Philip Rivers begs to differ. He sees no similarities between Sunday's season-opening, 38-28 setback to the Kansas City Chiefs and what happened a year ago when the Los Angeles Chargers made their L.A. debut.
You remember that inauspicious introduction, with the Bolts starting 0-4, including three straight losses at the team's temporary home, the StubHub Center.
But Rivers isn't buying that the Chargers are cursed. He believes the Bolts washed away the stench of previous subpar seasons with the way his team played down the backstretch of 2017, winning nine of its final 12 games.
"I felt like we've gotten rid of that," Rivers said. "We've got to go do it, but there's just so many other good things that we did today, other than the score."
"We're going to get better," added Chargers head coach Anthony Lynn. "It's a long season, so we're not down by any means."
The bad looked eerily similar to what has gone wrong for the Chargers in years past, as the Bolts have now lost nine straight to the Chiefs.
A point of emphasis during the offseason, special teams remains an issue for the Chargers. Mistakes on special teams led to 14 points for the Chiefs.
Kansas City electric return man Tyreek Hill put the first points on the board with a 91-yard punt return for a score in the opening quarter. And with the Chargers in contention late, undrafted rookie J.J. Jones fumbled a punt, which James Winchester recovered at the Chargers' 2-yard line. Hill scored from a yard out three plays later to put the game away.
New kicker Caleb Sturgis also missed a 48-yard field goal attempt wide left.
"That's something that we emphasized and we worked on," Lynn said. "We knew Tyreek was going to be back there. He was back there last year and I don't think he got 10 yards, but we just didn't execute today."
Lynn said that while having Joey Bosa on the field would have helped, his absence wasn't the reason the Chargers lost the game. However, the Chargers finished with just one sack and had trouble corralling second-year pro Patrick Mahomes when he escaped the pocket.
"We had enough to get it done, so that's not an excuse," Lynn said. "But we definitely missed Joey."

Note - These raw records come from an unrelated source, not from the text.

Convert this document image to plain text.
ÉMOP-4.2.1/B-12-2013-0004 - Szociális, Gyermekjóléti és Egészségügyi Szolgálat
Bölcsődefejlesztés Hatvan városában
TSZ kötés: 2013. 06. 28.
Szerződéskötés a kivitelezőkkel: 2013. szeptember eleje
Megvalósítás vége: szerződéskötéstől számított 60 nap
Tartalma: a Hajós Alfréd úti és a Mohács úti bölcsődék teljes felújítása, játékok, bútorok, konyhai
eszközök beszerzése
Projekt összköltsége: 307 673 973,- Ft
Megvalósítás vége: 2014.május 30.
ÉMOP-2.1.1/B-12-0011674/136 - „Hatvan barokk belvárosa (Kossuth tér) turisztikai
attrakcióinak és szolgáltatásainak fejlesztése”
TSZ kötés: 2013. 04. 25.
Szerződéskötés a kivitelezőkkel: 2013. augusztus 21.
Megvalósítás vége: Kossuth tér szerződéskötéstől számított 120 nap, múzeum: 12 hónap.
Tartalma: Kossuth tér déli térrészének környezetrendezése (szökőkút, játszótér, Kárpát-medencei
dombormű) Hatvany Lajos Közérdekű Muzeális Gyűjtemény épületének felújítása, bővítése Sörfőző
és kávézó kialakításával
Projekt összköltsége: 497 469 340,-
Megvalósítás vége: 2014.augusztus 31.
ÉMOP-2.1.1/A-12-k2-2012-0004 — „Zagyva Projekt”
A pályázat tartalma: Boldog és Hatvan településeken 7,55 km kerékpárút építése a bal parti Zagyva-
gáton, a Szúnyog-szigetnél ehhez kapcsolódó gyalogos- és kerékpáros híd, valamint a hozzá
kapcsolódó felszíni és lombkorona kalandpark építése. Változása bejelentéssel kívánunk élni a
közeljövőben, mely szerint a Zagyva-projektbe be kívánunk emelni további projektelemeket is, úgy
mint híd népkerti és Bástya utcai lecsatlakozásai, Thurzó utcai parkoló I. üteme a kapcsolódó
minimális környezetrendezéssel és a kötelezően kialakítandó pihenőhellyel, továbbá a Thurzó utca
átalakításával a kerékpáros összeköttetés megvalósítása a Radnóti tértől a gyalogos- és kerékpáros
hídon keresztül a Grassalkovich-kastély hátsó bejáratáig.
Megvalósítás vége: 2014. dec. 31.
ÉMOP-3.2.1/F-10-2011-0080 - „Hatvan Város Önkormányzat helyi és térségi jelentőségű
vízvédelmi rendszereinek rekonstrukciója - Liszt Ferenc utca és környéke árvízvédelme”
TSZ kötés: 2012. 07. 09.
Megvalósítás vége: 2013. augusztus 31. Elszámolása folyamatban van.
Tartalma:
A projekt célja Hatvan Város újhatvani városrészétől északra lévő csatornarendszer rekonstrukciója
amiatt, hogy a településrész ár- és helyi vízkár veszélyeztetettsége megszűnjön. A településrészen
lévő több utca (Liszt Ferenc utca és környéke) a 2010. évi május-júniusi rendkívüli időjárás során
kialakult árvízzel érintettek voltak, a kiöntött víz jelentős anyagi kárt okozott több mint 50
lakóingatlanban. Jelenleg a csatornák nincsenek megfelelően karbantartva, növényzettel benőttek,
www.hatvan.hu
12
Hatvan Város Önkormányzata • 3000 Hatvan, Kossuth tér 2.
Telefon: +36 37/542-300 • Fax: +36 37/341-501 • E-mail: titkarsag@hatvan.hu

The Chargers had even more trouble containing the elusive Hill, who finished with 268 all-purpose yards and three touchdowns.

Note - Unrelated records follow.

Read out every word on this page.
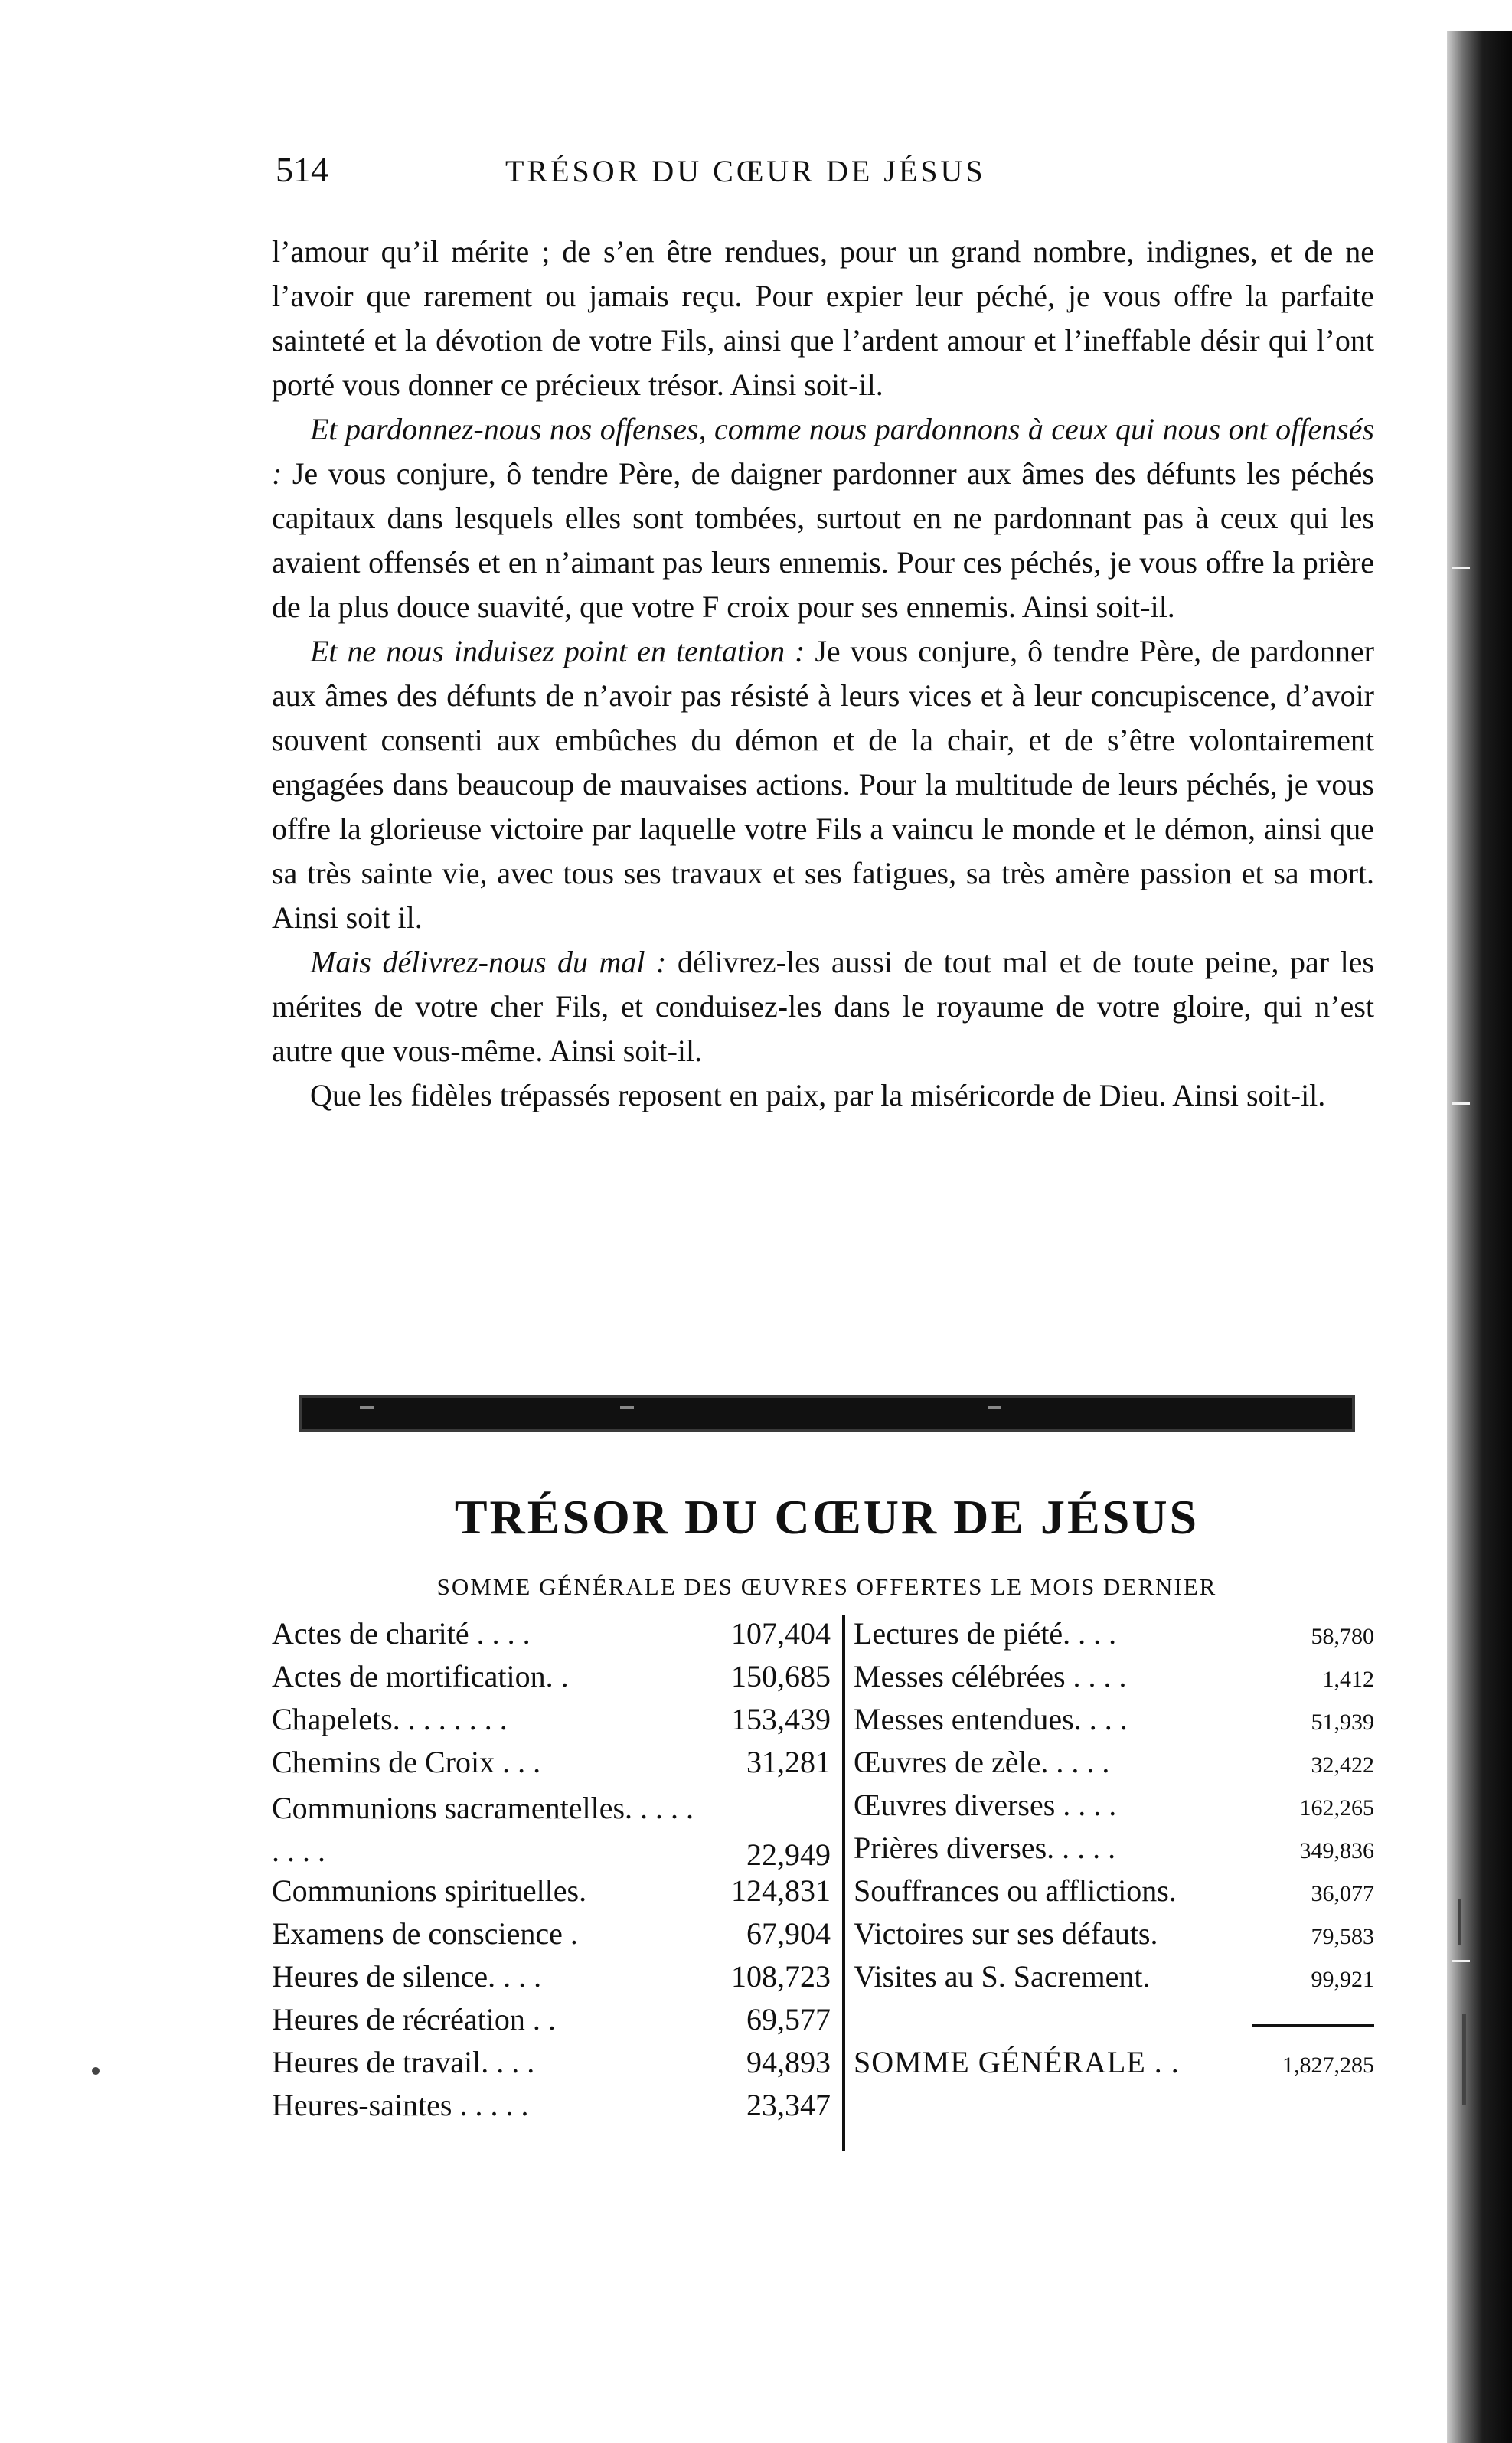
514	TRÉSOR DU CŒUR DE JÉSUS

l’amour qu’il mérite ; de s’en être rendues, pour un grand nombre, indignes, et de ne l’avoir que rarement ou jamais reçu. Pour expier leur péché, je vous offre la parfaite sainteté et la dévotion de votre Fils, ainsi que l’ardent amour et l’ineffable désir qui l’ont porté vous donner ce précieux trésor. Ainsi soit-il.

Et pardonnez-nous nos offenses, comme nous pardonnons à ceux qui nous ont offensés : Je vous conjure, ô tendre Père, de daigner pardonner aux âmes des défunts les péchés capitaux dans lesquels elles sont tombées, surtout en ne pardonnant pas à ceux qui les avaient offensés et en n’aimant pas leurs ennemis. Pour ces péchés, je vous offre la prière de la plus douce suavité, que votre F croix pour ses ennemis. Ainsi soit-il.

Et ne nous induisez point en tentation : Je vous conjure, ô tendre Père, de pardonner aux âmes des défunts de n’avoir pas résisté à leurs vices et à leur concupiscence, d’avoir souvent consenti aux embûches du démon et de la chair, et de s’être volontairement engagées dans beaucoup de mauvaises actions. Pour la multitude de leurs péchés, je vous offre la glorieuse victoire par laquelle votre Fils a vaincu le monde et le démon, ainsi que sa très sainte vie, avec tous ses travaux et ses fatigues, sa très amère passion et sa mort. Ainsi soit il.

Mais délivrez-nous du mal : délivrez-les aussi de tout mal et de toute peine, par les mérites de votre cher Fils, et conduisez-les dans le royaume de votre gloire, qui n’est autre que vous-même. Ainsi soit-il.

Que les fidèles trépassés reposent en paix, par la miséricorde de Dieu. Ainsi soit-il.

TRÉSOR DU CŒUR DE JÉSUS
SOMME GÉNÉRALE DES ŒUVRES OFFERTES LE MOIS DERNIER
Actes de charité . . . .	107,404
Actes de mortification. .	150,685
Chapelets. . . . . . . .	153,439
Chemins de Croix . . .	31,281
Communions sacramentelles. . . . . . . . .	22,949
Communions spirituelles.	124,831
Examens de conscience .	67,904
Heures de silence. . . .	108,723
Heures de récréation . .	69,577
Heures de travail. . . .	94,893
Heures-saintes . . . . .	23,347
Lectures de piété. . . .	58,780
Messes célébrées . . . .	1,412
Messes entendues. . . .	51,939
Œuvres de zèle. . . . .	32,422
Œuvres diverses . . . .	162,265
Prières diverses. . . . .	349,836
Souffrances ou afflictions.	36,077
Victoires sur ses défauts.	79,583
Visites au S. Sacrement.	99,921
SOMME GÉNÉRALE . .	1,827,285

One of the good things on an otherwise nose-pinching performance for the Bolts was Rivers' stat line: 424 passing yards and three touchdowns -- the most yards for Rivers in a season opener during his 15-year career.
Rivers compared the NFL's 16-game season to the Tour de France, with the Chargers losing the first stage against the Chiefs on Sunday.
Rivers has 15 more games to prove the Chargers can stand on the podium, beginning on the road against the Buffalo Bills next week.
"It's all of those stages, you know? That's what the NFL season is to me," Rivers said. "There's 16 stages that you get, and you dang sure better win your fair share of them, but it's a long deal. And we're down after the first stage, but we've got a chance in Buffalo to go get a win, and get to 1-1."